The idea of smoothing corporate earnings in CAPE ratios to eliminate short-term – cyclical – noise is a good one, and pre-dates q. But CAPE proponents often use US data stretching back to the late nineteenth century to argue that today’s stock market is expensive relative to (say) its 100-year moving average. Those claims are not supported. Prior to the great Depression there weren't any well-established accounting standards, and earnings data from that period wouldn’t pass muster today. Stock market indices themselves have changed drastically – from around a dozen or so railroad companies in the 1880s to today’s multi-sectoral baskets with hundreds of names. Information is cheaper, and liquidity greater, nowadays. And while ultralong - term historical charts are seductive, they are no less vulnerable than shorter-term ones to the fallacy of induction: across most of recorded time, stock markets didn’t exist at all.
None of this deters the advocates of the two ratios, whose latest claim is that both metrics unexpectedly move together, and so must be onto something. Wrong on both counts. Each measure compares a volatile, stock market numerator with a more slowly-moving denominator, so of course they move similarly: most of that movement comes from the common component, stock prices. If they are indeed “onto something”, it is simply that spikes in stock prices are often reversed. This is where most of their alleged predictive power comes from, not the fancy denominators. Chartists tell us the same thing more quickly and less patronisingly. Finally, you may read that these ratios are historically proven, but they aren’t: they were popularised long after the events they supposedly predicted.

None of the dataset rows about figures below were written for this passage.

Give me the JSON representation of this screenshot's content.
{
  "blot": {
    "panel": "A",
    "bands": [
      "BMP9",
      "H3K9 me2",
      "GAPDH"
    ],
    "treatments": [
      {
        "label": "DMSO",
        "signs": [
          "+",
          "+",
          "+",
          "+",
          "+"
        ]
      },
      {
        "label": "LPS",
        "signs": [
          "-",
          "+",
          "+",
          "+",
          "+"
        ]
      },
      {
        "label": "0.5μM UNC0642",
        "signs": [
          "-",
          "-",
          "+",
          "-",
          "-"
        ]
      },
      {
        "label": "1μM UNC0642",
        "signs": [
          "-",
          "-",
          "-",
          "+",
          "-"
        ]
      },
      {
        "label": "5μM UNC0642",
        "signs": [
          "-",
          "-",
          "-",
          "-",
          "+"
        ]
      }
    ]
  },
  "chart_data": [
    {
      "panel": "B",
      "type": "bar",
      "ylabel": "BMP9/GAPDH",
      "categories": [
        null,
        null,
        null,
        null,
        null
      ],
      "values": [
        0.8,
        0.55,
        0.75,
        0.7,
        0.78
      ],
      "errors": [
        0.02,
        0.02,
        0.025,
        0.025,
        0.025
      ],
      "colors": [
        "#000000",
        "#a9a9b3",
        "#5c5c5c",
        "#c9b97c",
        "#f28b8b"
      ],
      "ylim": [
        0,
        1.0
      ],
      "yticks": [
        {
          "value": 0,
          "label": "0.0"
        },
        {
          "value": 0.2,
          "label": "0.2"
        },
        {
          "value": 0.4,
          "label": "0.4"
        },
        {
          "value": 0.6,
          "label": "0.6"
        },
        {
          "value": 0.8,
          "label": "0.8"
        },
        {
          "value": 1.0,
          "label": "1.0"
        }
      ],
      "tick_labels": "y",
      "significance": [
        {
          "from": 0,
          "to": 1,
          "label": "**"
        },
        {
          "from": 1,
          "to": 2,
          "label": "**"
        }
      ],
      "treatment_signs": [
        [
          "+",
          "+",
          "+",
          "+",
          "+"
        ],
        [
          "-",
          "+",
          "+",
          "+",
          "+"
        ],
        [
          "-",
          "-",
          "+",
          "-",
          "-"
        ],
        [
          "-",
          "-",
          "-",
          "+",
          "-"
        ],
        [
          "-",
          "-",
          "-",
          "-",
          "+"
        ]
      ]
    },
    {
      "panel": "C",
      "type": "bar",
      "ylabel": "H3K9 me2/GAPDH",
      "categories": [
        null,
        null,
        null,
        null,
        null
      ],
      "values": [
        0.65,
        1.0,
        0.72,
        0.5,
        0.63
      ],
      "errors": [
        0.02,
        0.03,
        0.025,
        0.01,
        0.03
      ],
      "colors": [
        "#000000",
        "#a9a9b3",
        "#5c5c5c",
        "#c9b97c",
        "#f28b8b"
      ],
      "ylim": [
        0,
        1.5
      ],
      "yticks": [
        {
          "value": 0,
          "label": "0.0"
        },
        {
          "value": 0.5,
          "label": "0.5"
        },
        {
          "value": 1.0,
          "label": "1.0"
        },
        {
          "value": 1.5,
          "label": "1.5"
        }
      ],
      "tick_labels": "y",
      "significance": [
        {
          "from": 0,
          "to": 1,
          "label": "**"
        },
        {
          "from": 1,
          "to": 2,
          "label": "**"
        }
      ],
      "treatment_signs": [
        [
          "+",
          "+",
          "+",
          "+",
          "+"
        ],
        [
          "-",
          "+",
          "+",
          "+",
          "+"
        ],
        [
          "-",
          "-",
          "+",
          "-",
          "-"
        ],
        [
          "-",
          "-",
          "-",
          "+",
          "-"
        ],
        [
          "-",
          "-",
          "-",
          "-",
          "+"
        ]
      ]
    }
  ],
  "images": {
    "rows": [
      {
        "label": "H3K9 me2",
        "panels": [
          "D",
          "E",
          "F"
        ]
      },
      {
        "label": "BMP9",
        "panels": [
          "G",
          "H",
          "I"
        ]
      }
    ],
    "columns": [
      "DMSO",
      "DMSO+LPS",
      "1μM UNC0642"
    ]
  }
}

There is no short-cut to valuing stocks: it is an unavoidably subjective and constantly-evolving quest, and in our view the simpler and more transparent the statistical input, the better. To us, conventional PEs and the earnings outlook, dividend yields, price⁄ book values and implied risk premia all suggest that stocks are not especially expensive. for sure, developed markets have gone some 15 months without even a 10$ correction, and a setback in the weeks ahead would not be surprising – even though tapering seems largely priced-in, and an intervention in Syria seems less imminent. But such a setback in our view will likely reflect not valuations but events.